Katholiciteit kerk impliceert strijd tegen verdeeldheid
TILBURG. Wanneer wij de katholiciteit van de kerk belijden, aanvaarden wij ook de opdracht om die waar te maken en ons in te zetten voor het opheffen van de kerkelijke verdeeldheid. Dat stelde prof. dr. Marcel Sarot vrijdag tijdens zijn oratie aan de Tilburgse universiteit als hoogleraar in de fundamentele theologie.
Zijn rede luidde ”Belijdenis en katholiciteit. Fundamenteel-theologische kanttekeningen bij een voortgaand gesprek”. Prof. Sarot, voorheen hoogleraar in Utrecht, refereerde aan het aanvragen door de Rooms-Katholieke Kerk van de domeinnaam ”katholiek” op internet. Als deze aanvraag wordt toegekend, zal het Vaticaan kunnen bepalen wie dit domein al dan niet mag gebruiken.

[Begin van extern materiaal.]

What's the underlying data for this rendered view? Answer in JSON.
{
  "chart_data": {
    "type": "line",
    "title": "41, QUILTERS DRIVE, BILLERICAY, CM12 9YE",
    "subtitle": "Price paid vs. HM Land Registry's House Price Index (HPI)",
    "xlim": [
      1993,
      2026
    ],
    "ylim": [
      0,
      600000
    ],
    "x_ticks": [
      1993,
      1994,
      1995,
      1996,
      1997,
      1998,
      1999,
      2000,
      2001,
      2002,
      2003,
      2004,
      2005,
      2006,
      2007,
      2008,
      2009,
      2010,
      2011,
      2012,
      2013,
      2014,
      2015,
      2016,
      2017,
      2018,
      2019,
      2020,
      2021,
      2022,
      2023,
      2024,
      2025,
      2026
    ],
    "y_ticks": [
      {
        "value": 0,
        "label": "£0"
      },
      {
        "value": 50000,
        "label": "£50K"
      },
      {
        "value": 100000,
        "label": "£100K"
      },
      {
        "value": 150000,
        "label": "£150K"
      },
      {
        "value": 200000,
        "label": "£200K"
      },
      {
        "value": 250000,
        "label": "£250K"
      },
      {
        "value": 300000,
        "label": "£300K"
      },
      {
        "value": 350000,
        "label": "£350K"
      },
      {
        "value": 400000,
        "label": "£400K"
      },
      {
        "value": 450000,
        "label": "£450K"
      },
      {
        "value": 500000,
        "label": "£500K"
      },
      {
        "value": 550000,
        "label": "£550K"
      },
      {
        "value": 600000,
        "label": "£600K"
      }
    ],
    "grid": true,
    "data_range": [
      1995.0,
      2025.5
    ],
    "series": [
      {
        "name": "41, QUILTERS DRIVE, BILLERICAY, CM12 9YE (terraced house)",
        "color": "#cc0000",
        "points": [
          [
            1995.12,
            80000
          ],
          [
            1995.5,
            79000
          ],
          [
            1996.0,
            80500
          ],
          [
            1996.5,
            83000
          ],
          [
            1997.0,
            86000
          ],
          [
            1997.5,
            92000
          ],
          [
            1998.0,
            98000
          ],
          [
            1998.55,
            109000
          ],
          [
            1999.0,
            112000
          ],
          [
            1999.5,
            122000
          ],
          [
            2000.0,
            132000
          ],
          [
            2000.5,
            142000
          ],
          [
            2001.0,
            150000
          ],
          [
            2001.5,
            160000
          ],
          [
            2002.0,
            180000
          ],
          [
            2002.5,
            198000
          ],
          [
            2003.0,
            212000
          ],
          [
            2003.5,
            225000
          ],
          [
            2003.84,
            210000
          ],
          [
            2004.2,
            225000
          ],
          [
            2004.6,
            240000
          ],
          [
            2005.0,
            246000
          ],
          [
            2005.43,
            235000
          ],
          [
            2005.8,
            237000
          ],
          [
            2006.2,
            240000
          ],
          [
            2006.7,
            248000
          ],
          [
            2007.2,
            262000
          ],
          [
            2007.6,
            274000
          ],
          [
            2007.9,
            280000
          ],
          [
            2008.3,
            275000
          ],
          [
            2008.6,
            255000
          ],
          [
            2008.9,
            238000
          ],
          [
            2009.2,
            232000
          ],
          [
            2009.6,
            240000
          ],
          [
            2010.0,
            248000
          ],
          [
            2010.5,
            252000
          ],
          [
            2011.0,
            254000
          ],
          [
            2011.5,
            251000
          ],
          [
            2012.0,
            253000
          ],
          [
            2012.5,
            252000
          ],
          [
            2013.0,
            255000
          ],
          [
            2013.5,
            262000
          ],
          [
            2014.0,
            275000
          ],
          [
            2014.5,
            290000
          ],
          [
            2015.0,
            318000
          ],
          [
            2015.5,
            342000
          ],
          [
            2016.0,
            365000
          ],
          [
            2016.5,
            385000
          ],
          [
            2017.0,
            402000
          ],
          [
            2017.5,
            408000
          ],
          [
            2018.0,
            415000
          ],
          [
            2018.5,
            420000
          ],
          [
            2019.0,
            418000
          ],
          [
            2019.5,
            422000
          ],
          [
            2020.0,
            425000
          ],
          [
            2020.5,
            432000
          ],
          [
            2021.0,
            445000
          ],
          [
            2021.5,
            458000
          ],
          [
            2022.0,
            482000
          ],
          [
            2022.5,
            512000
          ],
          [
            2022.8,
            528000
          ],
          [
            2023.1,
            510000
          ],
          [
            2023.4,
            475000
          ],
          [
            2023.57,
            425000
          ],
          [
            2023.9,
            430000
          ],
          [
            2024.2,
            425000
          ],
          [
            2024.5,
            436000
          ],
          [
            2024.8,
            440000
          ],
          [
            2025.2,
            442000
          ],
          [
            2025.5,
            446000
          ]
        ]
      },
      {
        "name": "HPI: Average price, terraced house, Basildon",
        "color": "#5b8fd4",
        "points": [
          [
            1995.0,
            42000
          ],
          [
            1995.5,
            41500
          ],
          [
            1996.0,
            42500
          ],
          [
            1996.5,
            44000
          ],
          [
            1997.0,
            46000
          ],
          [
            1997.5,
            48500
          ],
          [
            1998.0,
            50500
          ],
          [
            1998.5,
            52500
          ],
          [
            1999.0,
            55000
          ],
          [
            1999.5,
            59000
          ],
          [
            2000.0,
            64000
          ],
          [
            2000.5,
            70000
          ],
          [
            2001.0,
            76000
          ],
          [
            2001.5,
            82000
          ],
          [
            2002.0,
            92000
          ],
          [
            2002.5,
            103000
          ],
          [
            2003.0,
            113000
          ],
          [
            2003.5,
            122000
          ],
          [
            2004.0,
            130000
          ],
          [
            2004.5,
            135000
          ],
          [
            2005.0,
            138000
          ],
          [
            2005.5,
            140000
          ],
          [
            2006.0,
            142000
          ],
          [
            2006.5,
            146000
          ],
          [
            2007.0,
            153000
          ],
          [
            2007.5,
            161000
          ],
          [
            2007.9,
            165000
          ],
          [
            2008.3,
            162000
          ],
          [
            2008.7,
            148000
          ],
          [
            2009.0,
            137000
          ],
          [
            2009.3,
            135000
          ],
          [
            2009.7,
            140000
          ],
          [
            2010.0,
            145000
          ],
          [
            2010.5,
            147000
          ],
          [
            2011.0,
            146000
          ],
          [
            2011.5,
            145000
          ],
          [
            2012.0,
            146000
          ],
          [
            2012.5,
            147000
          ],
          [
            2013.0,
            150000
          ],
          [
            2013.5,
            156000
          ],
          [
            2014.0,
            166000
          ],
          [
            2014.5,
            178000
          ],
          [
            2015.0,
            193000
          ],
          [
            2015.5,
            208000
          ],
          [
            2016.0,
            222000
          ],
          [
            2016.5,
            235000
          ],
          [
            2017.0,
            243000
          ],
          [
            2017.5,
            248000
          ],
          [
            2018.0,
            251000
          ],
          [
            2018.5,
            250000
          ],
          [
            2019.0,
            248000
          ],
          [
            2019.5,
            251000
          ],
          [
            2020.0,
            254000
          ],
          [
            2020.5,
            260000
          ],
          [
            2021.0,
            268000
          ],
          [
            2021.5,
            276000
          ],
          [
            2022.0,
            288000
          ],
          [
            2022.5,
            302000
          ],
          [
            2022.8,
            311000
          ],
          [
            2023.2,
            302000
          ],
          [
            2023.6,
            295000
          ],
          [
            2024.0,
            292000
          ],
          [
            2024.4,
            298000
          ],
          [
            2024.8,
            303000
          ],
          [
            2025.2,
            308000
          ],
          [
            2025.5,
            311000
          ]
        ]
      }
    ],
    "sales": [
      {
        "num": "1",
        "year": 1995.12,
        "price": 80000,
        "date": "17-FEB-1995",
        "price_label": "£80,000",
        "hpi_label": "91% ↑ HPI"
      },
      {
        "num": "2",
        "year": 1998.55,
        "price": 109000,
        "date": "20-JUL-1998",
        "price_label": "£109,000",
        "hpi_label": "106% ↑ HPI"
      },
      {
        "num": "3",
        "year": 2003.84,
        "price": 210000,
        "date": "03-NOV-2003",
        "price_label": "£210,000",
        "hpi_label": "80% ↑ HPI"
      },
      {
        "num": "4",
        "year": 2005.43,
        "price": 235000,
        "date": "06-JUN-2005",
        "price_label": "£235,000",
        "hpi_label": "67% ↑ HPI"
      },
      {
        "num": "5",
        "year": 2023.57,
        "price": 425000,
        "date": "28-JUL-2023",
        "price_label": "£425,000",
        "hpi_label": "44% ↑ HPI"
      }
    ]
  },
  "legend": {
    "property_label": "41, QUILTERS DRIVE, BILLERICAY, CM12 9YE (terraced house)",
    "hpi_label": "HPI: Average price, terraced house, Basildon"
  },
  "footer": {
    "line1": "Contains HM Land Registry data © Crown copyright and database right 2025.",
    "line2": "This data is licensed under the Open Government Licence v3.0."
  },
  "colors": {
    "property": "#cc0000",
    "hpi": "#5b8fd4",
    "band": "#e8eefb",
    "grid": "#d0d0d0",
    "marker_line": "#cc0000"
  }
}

De protestantse reacties waren heftig. Dr. Hans Kronenburg, een van de initiatiefnemers van het Oecumenisch Forum voor Katholiciteit, kon niets anders dan er een „digitale machtsgreep” in zien. Dr. Arjan Plaisier, scriba van de Protestantse kerk in Nederland, liet weten dat echt katholiek alleen Jezus Christus is.
Prof. Sarot sprak echter van een misverstand. Het complexe van de naam katholiek is dat in de geschiedenis de naam katholiek steeds meer als eigennaam werd gebruikt en als zodanig door de Rooms-Katholieke Kerk nadrukkelijk is aangevraagd. Plaisier en Kronenburg redeneren alsof ”katholiek” een gewoon bijvoeglijk naamwoord is. Omdat de eigennaam al meer dan 1600 jaar wordt gebruikt, is dit niet zo gemakkelijk uit te roeien.
In protestantse kring heeft men de naam katholiek willen vermijden, juist vanwege haar relatie met Rome. Het is volgens G. C. van Niftrik een „historisch zwaar belast begrip.” Dat was ook het geval bij Luther en in de Heidelbergse Catechismus wordt gesproken van het geloof in „een heilige, algemene, christelijke kerk.” Het woord katholiek is verdwenen.
De gangbaarste manier om de katholiciteit van de kerk opnieuw te doordenken is volgens Sarot die van Calvijn. Calvijn handhaaft de claim dat de kerk katholiek in de zin van universeel is, maar past deze nog slechts toe op de onzichtbare kerk. Hij definieert de algemene of katholieke kerk als de gelovigen die God tot het eeuwige leven heeft bestemd. Hij maakt expliciet onderscheid tussen de zichtbare kerk en de onzichtbare, die bestaat uit „de gemeenschap van hen die God heeft verkoren om hen te behouden.” Deze laatste kan men niet zien, maar slechts geloven.
Calvijn doet volgens Sarot op deze manier recht aan het aspect van de uitgebreidheid dat in de betekenis van katholiek zit: ook bij hem is de katholieke kerk over de wereld verspreid. In plaats van de rechte leer of de praktijk komt nu Gods uitverkiezing, „een zo mogelijk nóg lastiger toepasbaar criterium.” Maar de grootste afwijking ten opzichte van de traditie zit volgens Sarot wel hierin dat bij Calvijn de katholieke kerk niet langer zichtbaar en aanwijsbaar is. „Deze is slechts te geloven.”
Prof. Sarot noemde twee betekenissen van katholiek die zich niet probleemloos laten overdragen van een rooms-katholieke naar een protestantse context. Dat is het criterium van de episcopale organisatiestructuur en de vraag wat de ware, orthodoxe, leer is. Beide aspecten zijn ook in de geschiedenis van de kerk veranderd, zodat de tijd van het Apostolicum niet meer zomaar over te zetten is naar deze tijd.
Waarom zijn er dan toch altijd weer problemen met katholiciteit? Waarom hebben protestanten steeds weer het gevoel dat zij door Rome niet worden erkend in hun katholiciteit? Dat heeft volgens Sarot te maken met het feit dat voor Rome katholiciteit eerst en vooral is verbonden met universaliteit of wereldomvattendheid. En het tweede is dat Rome vasthoudt aan de vroegchristelijke gedachte dat de katholieke kerk van de geloofsbelijdenis geen abstracte grootheid is, maar een concrete kerk. „En als je hieraan vasthoudt, ligt het toch wel het erg voor de hand om in dit verband aan de Rooms-Katholieke Kerk te denken.”